On dit aussi Clavin.
- CAMARADERIE, s. f. Aide mutuelle mais intéressée que se prêtent les gens de lettres, journalistes ou dramaturges, pour arriver à la fortune et à la réputation. C'est la courte-échelle appliquée à l'art et à la littérature, c'est-à-dire aux deux plus respectables choses qui soient au monde,—les plus respectables et les moins respectées, «Passe-moi la casse et je te passerai le séné. Dis que j'ai du génie et je crierai partout que tu as du talent.»
Le mot est nouveau, dans ce sens du moins, car les membres de la société de la casse et du séné, souvent, ne sont que des associés et pas du tout des amis; ils s'aident, mais ils se méprisent. C'est Henri Delatouche, l'ennemi, et, par conséquent, la victime de la camaraderie, qui est le parrain de ce mot, dont la place était naturellement marquée dans ce Dictionnaire, sorte de Muséum des infirmités et des difformités de la littérature française.
- CAMARDE, s. f. La Mort,—dans l'argot des voleurs, qui trouvent sans doute qu'elle manque de nez.
- CAMARO, s. m. Camarade, ami,—dans l'argot des faubouriens.
- CAMBOLER, v. n. Se laisser choir. Même argot.
- CAMBRIOLE, s. f.

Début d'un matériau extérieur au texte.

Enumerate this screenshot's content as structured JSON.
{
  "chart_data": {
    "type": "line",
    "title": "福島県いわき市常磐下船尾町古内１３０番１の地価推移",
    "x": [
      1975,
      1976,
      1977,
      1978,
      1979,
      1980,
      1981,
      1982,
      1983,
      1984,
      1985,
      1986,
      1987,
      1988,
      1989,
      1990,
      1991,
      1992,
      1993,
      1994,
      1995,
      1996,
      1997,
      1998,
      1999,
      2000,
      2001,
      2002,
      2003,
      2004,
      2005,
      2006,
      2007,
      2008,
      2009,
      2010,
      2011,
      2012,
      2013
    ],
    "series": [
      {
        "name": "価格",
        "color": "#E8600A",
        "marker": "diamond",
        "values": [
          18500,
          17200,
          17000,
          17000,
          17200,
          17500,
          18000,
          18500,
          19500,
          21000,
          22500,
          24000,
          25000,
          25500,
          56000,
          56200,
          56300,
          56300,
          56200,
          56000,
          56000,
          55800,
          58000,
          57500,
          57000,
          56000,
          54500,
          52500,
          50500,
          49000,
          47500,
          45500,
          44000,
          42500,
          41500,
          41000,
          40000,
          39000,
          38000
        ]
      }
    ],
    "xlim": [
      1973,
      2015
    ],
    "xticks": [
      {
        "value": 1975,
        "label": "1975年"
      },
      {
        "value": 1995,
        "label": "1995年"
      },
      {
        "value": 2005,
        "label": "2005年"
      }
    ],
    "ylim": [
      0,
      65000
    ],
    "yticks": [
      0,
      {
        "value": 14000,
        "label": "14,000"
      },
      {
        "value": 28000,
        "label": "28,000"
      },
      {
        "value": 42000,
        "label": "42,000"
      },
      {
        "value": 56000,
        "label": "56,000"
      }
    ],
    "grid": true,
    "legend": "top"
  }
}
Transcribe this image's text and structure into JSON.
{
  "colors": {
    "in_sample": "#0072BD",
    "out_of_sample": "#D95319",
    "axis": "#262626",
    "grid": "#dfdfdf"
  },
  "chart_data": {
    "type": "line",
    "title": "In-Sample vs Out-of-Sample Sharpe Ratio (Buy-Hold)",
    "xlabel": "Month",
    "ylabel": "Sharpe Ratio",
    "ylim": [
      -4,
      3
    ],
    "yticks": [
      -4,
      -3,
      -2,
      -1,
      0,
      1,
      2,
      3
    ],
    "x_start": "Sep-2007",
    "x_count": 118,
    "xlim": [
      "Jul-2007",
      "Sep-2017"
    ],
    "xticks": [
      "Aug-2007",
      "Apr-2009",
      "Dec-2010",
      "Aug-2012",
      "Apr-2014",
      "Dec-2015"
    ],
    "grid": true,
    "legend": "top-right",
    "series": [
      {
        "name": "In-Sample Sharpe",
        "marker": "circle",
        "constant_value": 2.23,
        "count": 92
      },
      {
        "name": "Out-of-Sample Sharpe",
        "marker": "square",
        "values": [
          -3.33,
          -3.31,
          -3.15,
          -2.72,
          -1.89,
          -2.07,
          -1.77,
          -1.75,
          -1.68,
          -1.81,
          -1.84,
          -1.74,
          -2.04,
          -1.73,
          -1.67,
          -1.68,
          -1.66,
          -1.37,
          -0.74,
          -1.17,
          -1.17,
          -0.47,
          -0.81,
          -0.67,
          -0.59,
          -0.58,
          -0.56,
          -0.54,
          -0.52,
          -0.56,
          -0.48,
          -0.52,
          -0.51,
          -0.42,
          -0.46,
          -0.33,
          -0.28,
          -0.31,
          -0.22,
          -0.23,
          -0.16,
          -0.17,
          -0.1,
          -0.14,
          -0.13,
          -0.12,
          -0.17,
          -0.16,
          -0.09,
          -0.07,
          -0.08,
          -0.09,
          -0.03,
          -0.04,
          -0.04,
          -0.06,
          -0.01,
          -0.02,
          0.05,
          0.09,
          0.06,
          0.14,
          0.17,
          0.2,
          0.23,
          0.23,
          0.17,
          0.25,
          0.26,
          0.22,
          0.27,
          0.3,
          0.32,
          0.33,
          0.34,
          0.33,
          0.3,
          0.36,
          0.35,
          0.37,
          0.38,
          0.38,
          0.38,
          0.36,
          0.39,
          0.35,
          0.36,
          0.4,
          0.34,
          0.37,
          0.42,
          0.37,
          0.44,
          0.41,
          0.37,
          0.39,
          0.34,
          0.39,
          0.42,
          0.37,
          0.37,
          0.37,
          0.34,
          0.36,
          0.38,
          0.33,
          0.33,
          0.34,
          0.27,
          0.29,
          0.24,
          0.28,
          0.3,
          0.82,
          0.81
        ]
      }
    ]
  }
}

Chambre,—dans l'argot des voleurs.
Cambriole de Milord. Appartement somptueux.
Rincer une cambriole. Dévaliser une chambre.
- CAMBRIOLEUR, s. m. Homme qui dévalise les chambres, principalement les chambres de domestiques, en l'absence de leurs locataires.
Cambrioleur à la flan. Voleur de chambre au hasard.
- CAMBROU, s. m. Domestique mâle. Même argot.
- CAMBROUSE, s. f. Gourgandine,—dans l'argot des faubouriens, qui se rencontrent sans le savoir avec les auteurs du Théâtre-Italien.
- CAMBROUSIER, s. m. Brocanteur,—dans l'argot des revendeurs du Temple.
- CAMBROUSSE, s. f. Banlieue, campagne,—dans l'argot des voleurs.